Wir hier in Ost-Berlin machen unsere eigenen Erfahrungen. Und das gilt erst recht, wenn zwei so grundverschiedene alte und neue Stadthälften zusammengeraten. Es kann bei der Entwicklung einer gemeinsamen demokratischen Streitkultur nicht einfach nur um die Verdoppelung oder Spiegelung Westberliner Strukturen gehen. Das wäre verwaltungstechnisch sicherlich das einfachste, politisch allerdings bedenklich, weil an den spezifischen Bürgerinteressen in der DDR vorbei. Als Politiker müssen wir eine Art Übersetzungsarbeit leisten, um so viel von diesen Bürgerinteressen wie möglich in den Gesamtprozeß der Demokratisierung zu installieren.
Alles das muß zwar schnell, aber wohlüberlegt und demokratisch legitimiert passieren - oder die Chancen von gestern werden ungenutzt zu Risiken von morgen. Dies alles sollte genausowenig von kleinkarierten Parteiegoismen geprägt sein. In diesem komplexen Prozeß geht es um mehr Demokratie und nicht um mehr Partei. Und es geht auch nicht allein um die AL als Partei, sondern um eine Politik, die sich immer wieder aufs Neue fragen muß, aufgrund welcher Legitimation sie handelt und wie sie den demokratischen Prozeß für alle Wirklichkeit werden läßt.
Was jetzt notwendig ist, ist eine nüchterne und emotionsfreie Analyse der politischen Konstellationen in Ost - und West-Berlin. Dabei muß gleich zu Beginn eines festgehalten werden: jede politische Entscheidung in West -Berlin hat einen Effekt auf den anderen Teil der Stadt. Ein zweites: Zwei Dinge werden von verschiedenen Seiten völlig unterschätzt. Es gibt, trotz diverser Importe aus dem Westen, hier in der DDR eine eigenständige politische Kultur, die sehr wohl einschätzen kann, wer kooperativ den Demokratisierungsprozeß unterstützt und wer egoistisch parteipolitische Interessen verfolgt.
Die von der AL in Frage gestellte Koalition sieht sich einer immensen Aufgabe gegenüber. Wenn sich jetzt ein Partner aus der Verantwortung herausnimmt, gefährdet das die Achillessehne des sich neu organisierenden politischen Gesamtkörpers in Berlin. Nämlich die linken Verflechtungen von AL bis SPD (West), von der SPD (Ost) bis hin zum Bündnis 90. So gesehen, wäre es nicht nur eine Entscheidung gegen die bestehende Koalition in West-Berlin, sondern eine Entscheidung gegen bestimmtes Gesamt-Berlin.

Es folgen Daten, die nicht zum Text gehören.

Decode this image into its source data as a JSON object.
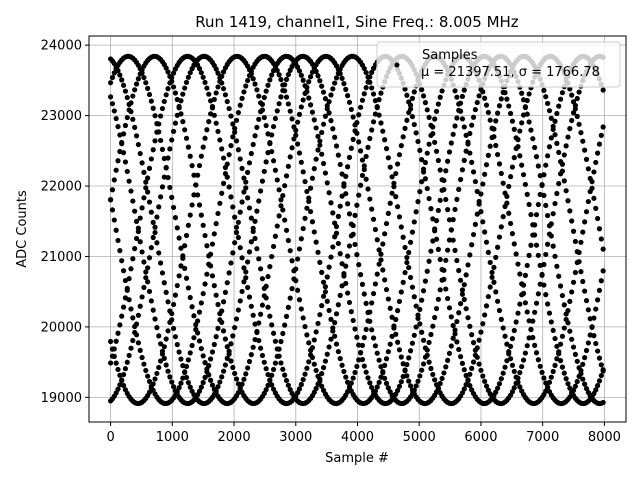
{
  "chart_data": {
    "type": "scatter",
    "title": "Run 1419, channel1, Sine Freq.: 8.005 MHz",
    "xlabel": "Sample #",
    "ylabel": "ADC Counts",
    "xlim": [
      -350,
      8350
    ],
    "ylim": [
      18650,
      24130
    ],
    "xticks": [
      0,
      1000,
      2000,
      3000,
      4000,
      5000,
      6000,
      7000,
      8000
    ],
    "yticks": [
      19000,
      20000,
      21000,
      22000,
      23000,
      24000
    ],
    "grid": true,
    "legend": {
      "placement": "top-right",
      "series_name": "Samples",
      "stats": "μ = 21397.51, σ = 1766.78"
    },
    "series": [
      {
        "name": "Samples",
        "color": "#000000",
        "model": {
          "mean": 21377,
          "amplitude": 2465,
          "period_samples": 3205,
          "x_start": 0,
          "x_end": 8000,
          "phases_deg": [
            -50,
            10,
            58,
            100,
            130,
            170,
            220,
            280
          ]
        }
      }
    ]
  }
}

Die CDU sitzt derweil in ihren Schaukelstühlen und amüsiert sich. Historischen Aufgaben und innere Grabenkämpfe sind nicht das, was man sich unter produktiver Politik vorstellt. Dies ist in keiner Weise allein der AL auf das Konto zu schreiben. Um es deutlich zu sagen: Die Handlungsfähigkeit der Koalition sollte, auch wegen den Interessen aus Ost -Berlin, eine bestimmte linke Politik in einem Gesamt-Berlin mit durchsetzen zu können, erhalten bleiben. Eine Positionsschwächung der Bewegung in Ost-Berlin wäre die Folge bei einer gegenteiligen Entscheidung.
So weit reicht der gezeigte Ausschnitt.